May 13 (UPI) — A Louisiana Senate committee voted early Wednesday to create a new congressional map to give Republicans another seat in the House of Representatives and remove one majority-Black district.
The map could give the state five Republicans and one Democrat in the House, compared with its current 4-2 split.
The bill has to pass a full a Senate vote Thursday, then it would move to the state House of Representatives. It must pass both chambers by June 1.
The Senate and Governmental Affairs Committee met from 7 p.m. Tuesday to 4:30 a.m. CDT Wednesday as they discussed Senate Bill 121 and heard from Louisianans and advocacy groups.
The lawmakers rejected a plan that would preserve the two Democratic seats, but they chose not to eliminate both of them. The one that will remain is the majority-Black, New Orleans-area district held by Rep. Troy Carter, D-La. Under the new map, that district would stretch into Baton Rouge and into the district held by Rep. Cleo Fields, D-La. That could mean that the two representatives would face each other in an election.
The Louisiana primaries were scheduled for Tuesday and June 27, but they were suspended by Gov. Jeff Landry after a U.S. Supreme Court ruling in late April that struck down the state’s previous map, calling it an unlawful racial gerrymander. No new date has been announced.
The ruling struck down an important provision of the Voting Rights Act, Section 2, which disallowed states to dilute Black Americans’ voting power. The 6-3 decision in the case Louisiana v. Callais pushed lawmakers in other southern states to follow suit.

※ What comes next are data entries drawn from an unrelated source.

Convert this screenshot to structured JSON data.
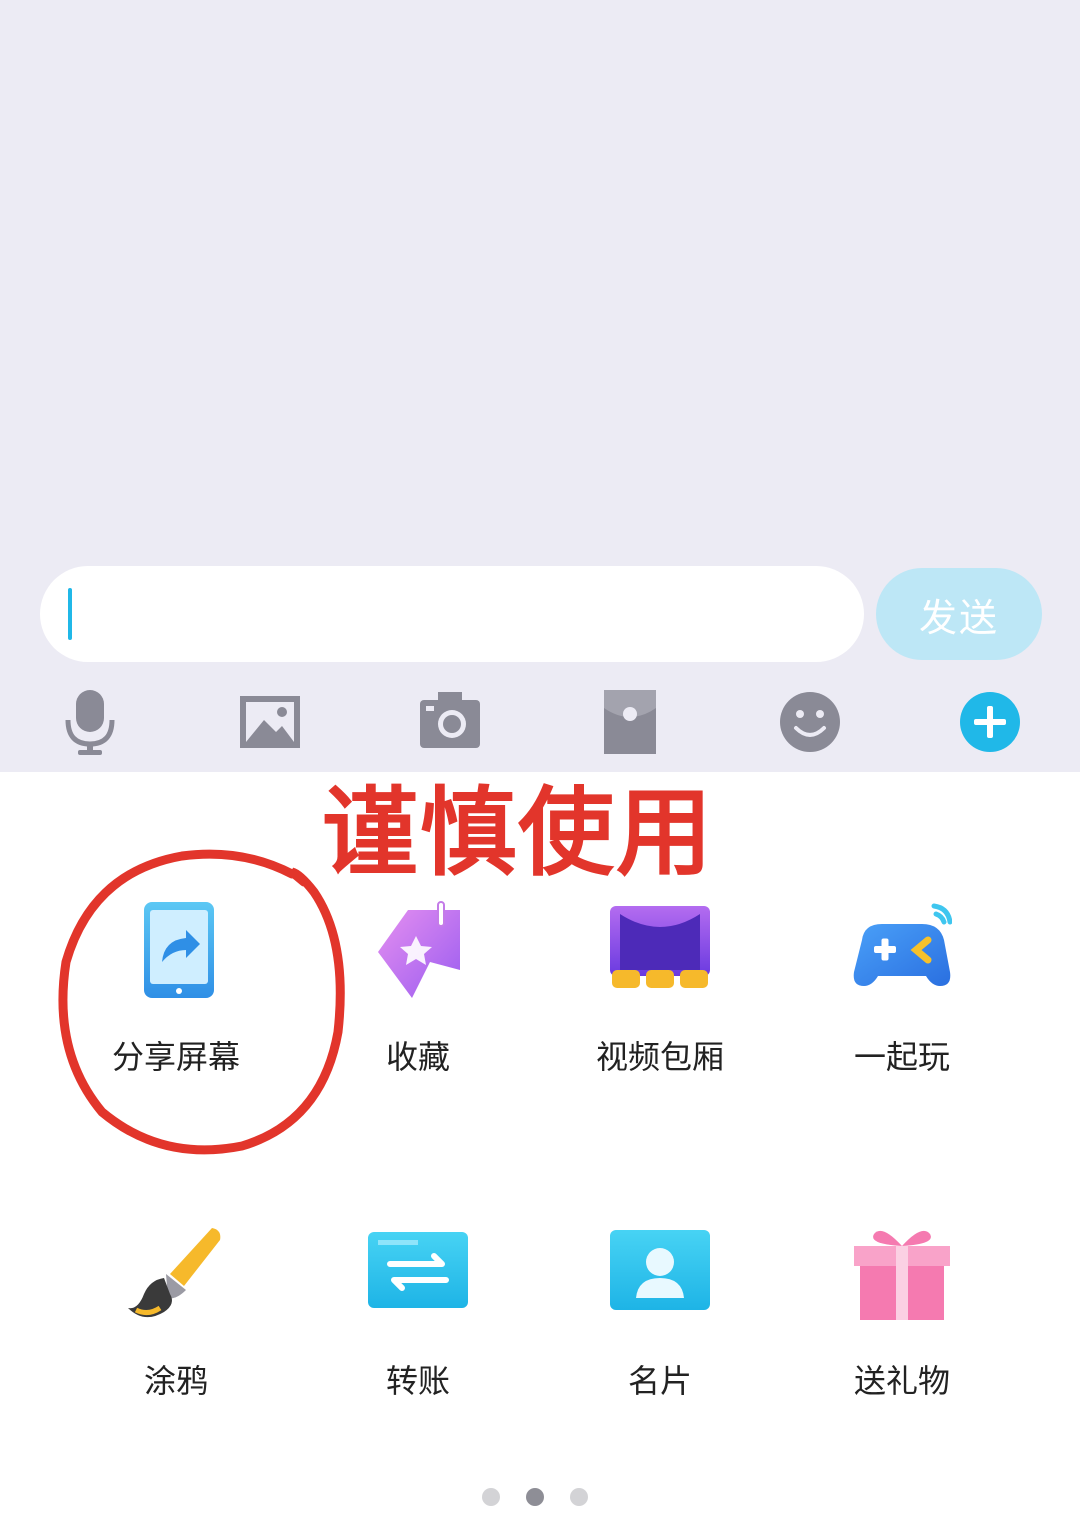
{
  "input": {
    "placeholder": "",
    "value": ""
  },
  "send_button": {
    "label": "发送"
  },
  "toolbar": {
    "icons": [
      "microphone-icon",
      "image-icon",
      "camera-icon",
      "red-packet-icon",
      "emoji-icon",
      "plus-icon"
    ]
  },
  "annotation": {
    "text": "谨慎使用"
  },
  "apps": {
    "row1": [
      {
        "label": "分享屏幕",
        "icon": "share-screen-icon"
      },
      {
        "label": "收藏",
        "icon": "favorites-icon"
      },
      {
        "label": "视频包厢",
        "icon": "video-room-icon"
      },
      {
        "label": "一起玩",
        "icon": "gamepad-icon"
      }
    ],
    "row2": [
      {
        "label": "涂鸦",
        "icon": "paintbrush-icon"
      },
      {
        "label": "转账",
        "icon": "transfer-icon"
      },
      {
        "label": "名片",
        "icon": "business-card-icon"
      },
      {
        "label": "送礼物",
        "icon": "gift-icon"
      }
    ]
  },
  "pagination": {
    "pages": 3,
    "current": 2
  },
  "colors": {
    "accent": "#20b8e8",
    "send_disabled": "#bde7f6",
    "annotation": "#e2352b",
    "chat_bg": "#ecebf4",
    "toolbar_icon": "#8a8a96"
  }
}
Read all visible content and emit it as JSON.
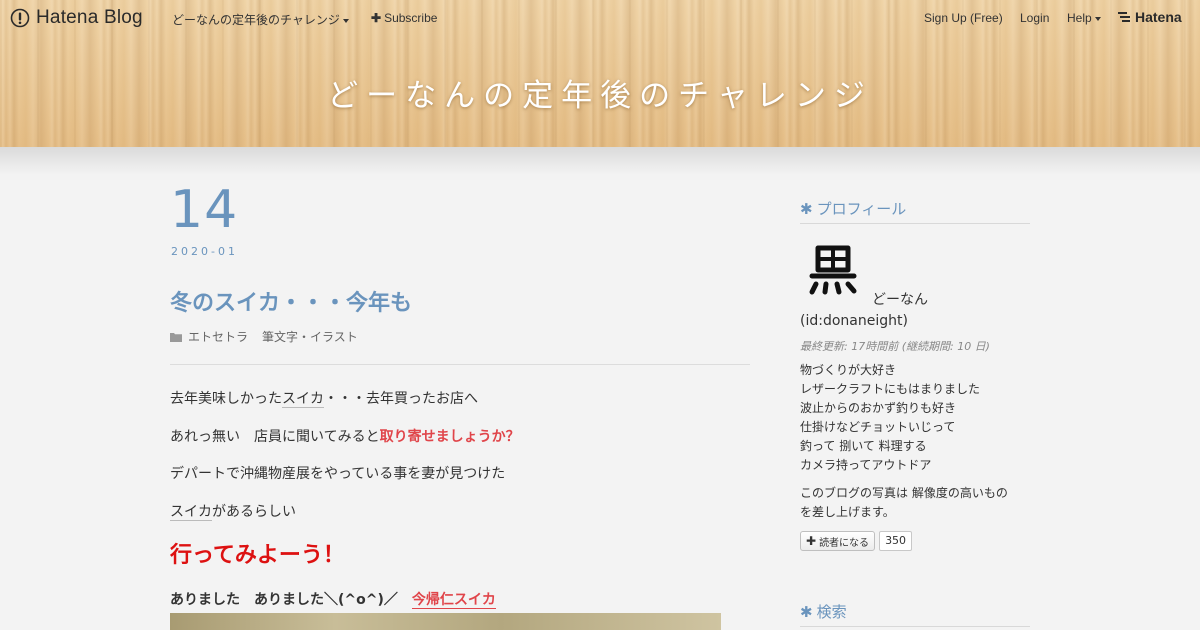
{
  "global_header": {
    "logo_text": "Hatena Blog",
    "blog_menu_label": "どーなんの定年後のチャレンジ",
    "subscribe_label": "Subscribe",
    "signup_label": "Sign Up (Free)",
    "login_label": "Login",
    "help_label": "Help",
    "hatena_label": "Hatena"
  },
  "blog": {
    "title": "どーなんの定年後のチャレンジ"
  },
  "entry": {
    "date_day": "14",
    "date_year_month": "2020-01",
    "title": "冬のスイカ・・・今年も",
    "categories": [
      "エトセトラ",
      "筆文字・イラスト"
    ],
    "p1_a": "去年美味しかった",
    "p1_kw": "スイカ",
    "p1_b": "・・・去年買ったお店へ",
    "p2_a": "あれっ無い　店員に聞いてみると",
    "p2_red": "取り寄せましょうか？",
    "p3": "デパートで沖縄物産展をやっている事を妻が見つけた",
    "p4_kw": "スイカ",
    "p4_b": "があるらしい",
    "big_text": "行ってみよーう！",
    "bold_line": "ありました　ありました＼(^o^)／",
    "bold_link": "今帰仁スイカ"
  },
  "sidebar": {
    "profile_heading": "プロフィール",
    "profile_name": "どーなん",
    "profile_id": "(id:donaneight)",
    "profile_updated": "最終更新: 17時間前 (継続期間: 10 日)",
    "profile_desc": [
      "物づくりが大好き",
      "レザークラフトにもはまりました",
      "波止からのおかず釣りも好き",
      "仕掛けなどチョットいじって",
      "釣って 捌いて 料理する",
      "カメラ持ってアウトドア"
    ],
    "profile_note_1": "このブログの写真は 解像度の高いもの",
    "profile_note_2": "を差し上げます。",
    "reader_label": "読者になる",
    "reader_count": "350",
    "search_heading": "検索"
  },
  "colors": {
    "accent": "#6a94bd",
    "red_link": "#e0454a",
    "big_red": "#dd1111"
  }
}
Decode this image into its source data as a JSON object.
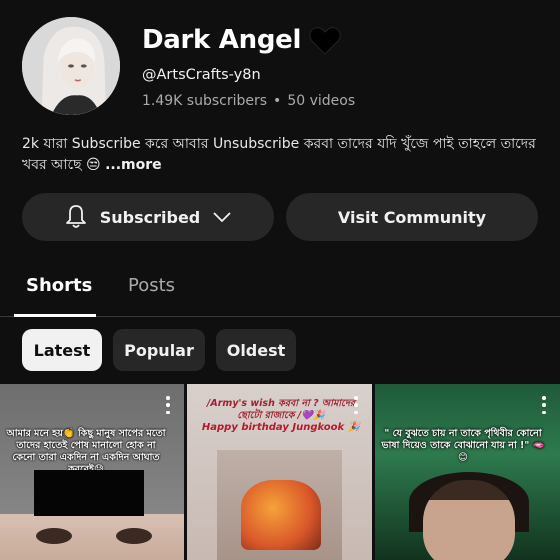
{
  "channel": {
    "name": "Dark Angel",
    "name_emoji": "black-heart-icon",
    "handle": "@ArtsCrafts-y8n",
    "subscribers": "1.49K subscribers",
    "separator": "•",
    "videos": "50 videos",
    "description": "2k  যারা Subscribe করে আবার Unsubscribe করবা তাদের যদি খুঁজে পাই তাহলে তাদের খবর আছে 😒",
    "more_label": "...more"
  },
  "actions": {
    "subscribed_label": "Subscribed",
    "visit_label": "Visit Community"
  },
  "tabs": [
    {
      "label": "Shorts",
      "active": true
    },
    {
      "label": "Posts",
      "active": false
    }
  ],
  "filters": [
    {
      "label": "Latest",
      "selected": true
    },
    {
      "label": "Popular",
      "selected": false
    },
    {
      "label": "Oldest",
      "selected": false
    }
  ],
  "shorts": [
    {
      "caption": "আমার মনে হয়👏 কিছু মানুষ সাপের মতো তাদের হাতেই পোষ মানালো হোক না কেনো তারা একদিন না একদিন আঘাত করবেই😓"
    },
    {
      "caption": "/Army's wish করবা না ? আমাদের ছোটো রাজাকে /💜🎉",
      "caption2": "Happy birthday Jungkook 🎉"
    },
    {
      "caption": "\" যে বুঝতে চায় না তাকে পৃথিবীর কোনো ভাষা দিয়েও তাকে বোঝানো যায় না !\" 🫦😊"
    }
  ],
  "colors": {
    "background": "#0f0f0f",
    "button_bg": "#272727",
    "chip_selected_bg": "#f1f1f1",
    "secondary_text": "#aaaaaa"
  }
}
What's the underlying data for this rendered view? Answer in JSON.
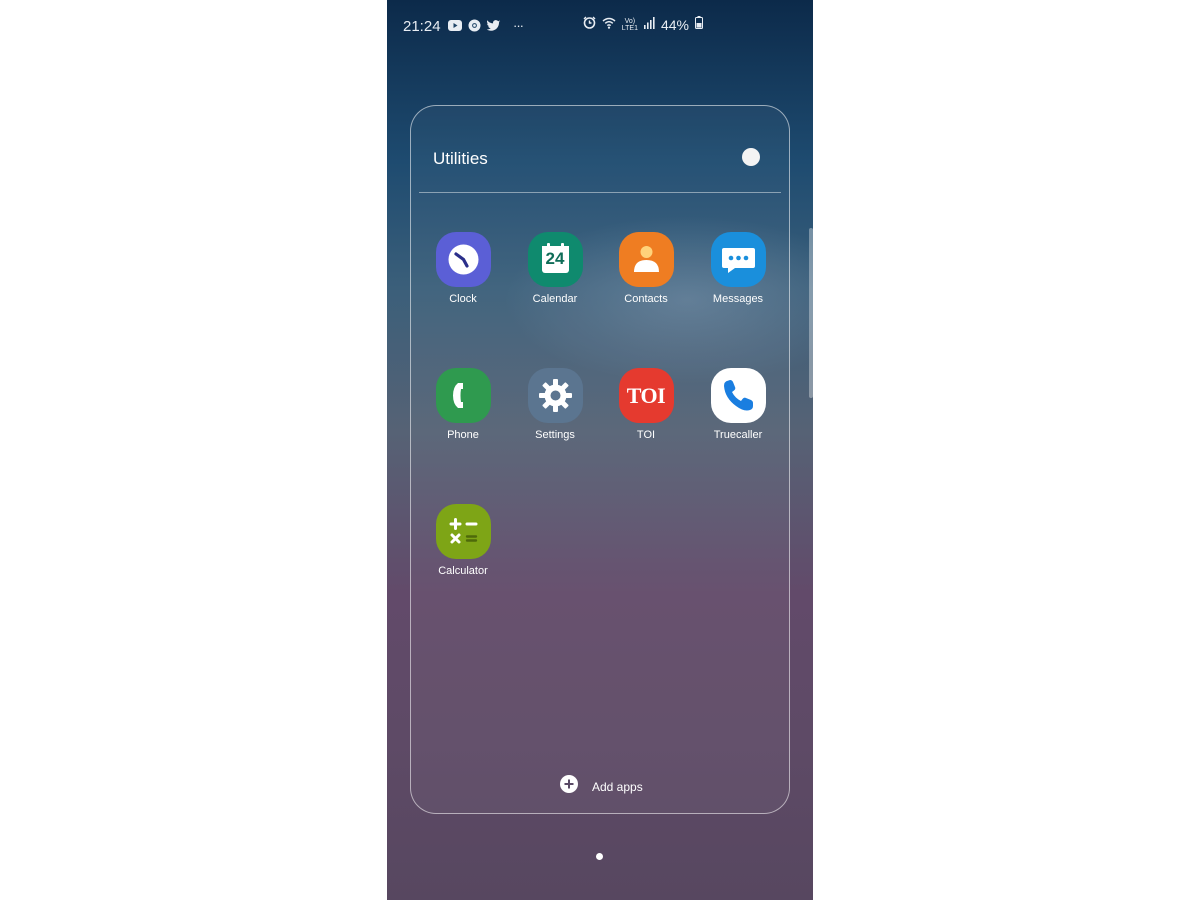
{
  "status_bar": {
    "time": "21:24",
    "notification_icons": [
      "youtube-icon",
      "chrome-icon",
      "twitter-icon",
      "more-dots-icon"
    ],
    "more_indicator": "···",
    "system_icons": [
      "alarm-icon",
      "wifi-icon",
      "volte-icon",
      "signal-icon",
      "battery-icon"
    ],
    "volte_line1": "Vo)",
    "volte_line2": "LTE1",
    "battery": "44%"
  },
  "folder": {
    "title": "Utilities",
    "color_dot": "#f3f3f3",
    "apps": [
      {
        "label": "Clock",
        "icon": "clock-icon",
        "color": "#5b5fd6"
      },
      {
        "label": "Calendar",
        "icon": "calendar-icon",
        "color": "#0f8a6e",
        "date": "24"
      },
      {
        "label": "Contacts",
        "icon": "contacts-icon",
        "color": "#ef7d22"
      },
      {
        "label": "Messages",
        "icon": "messages-icon",
        "color": "#1a8fdc"
      },
      {
        "label": "Phone",
        "icon": "phone-icon",
        "color": "#2f9a4f"
      },
      {
        "label": "Settings",
        "icon": "settings-icon",
        "color": "#5b7590"
      },
      {
        "label": "TOI",
        "icon": "toi-icon",
        "color": "#e53a2f",
        "text": "TOI"
      },
      {
        "label": "Truecaller",
        "icon": "truecaller-icon",
        "color": "#ffffff"
      },
      {
        "label": "Calculator",
        "icon": "calculator-icon",
        "color": "#7ea516"
      }
    ],
    "add_apps": "Add apps"
  }
}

“This 5-1 map is a political power grab,” Louisiana Illuminator reported Sen. Sam Jenkins, D-Shreveport, said.
The bill the Senate rejected was Senate Bill 407, created by Sen. Ed Price, D-Gonzales. His bill created two districts that were competitive for Democrats, but neither was majority-Black. Price said he made the map using party demographics instead of race.
In the late night hearing, many activists told the committee why they opposed the new map.
“I’m personally here because I can’t think of a single thing that’s more important than this,” Britain Forsyth told the committee, the Illuminator reported. “I can’t think of anything more important than ensuring that everyone in my home state is able to elect someone who represents them and will listen to them and answer to them. And I’m here because Jim Crow maps like this have no place in our state.”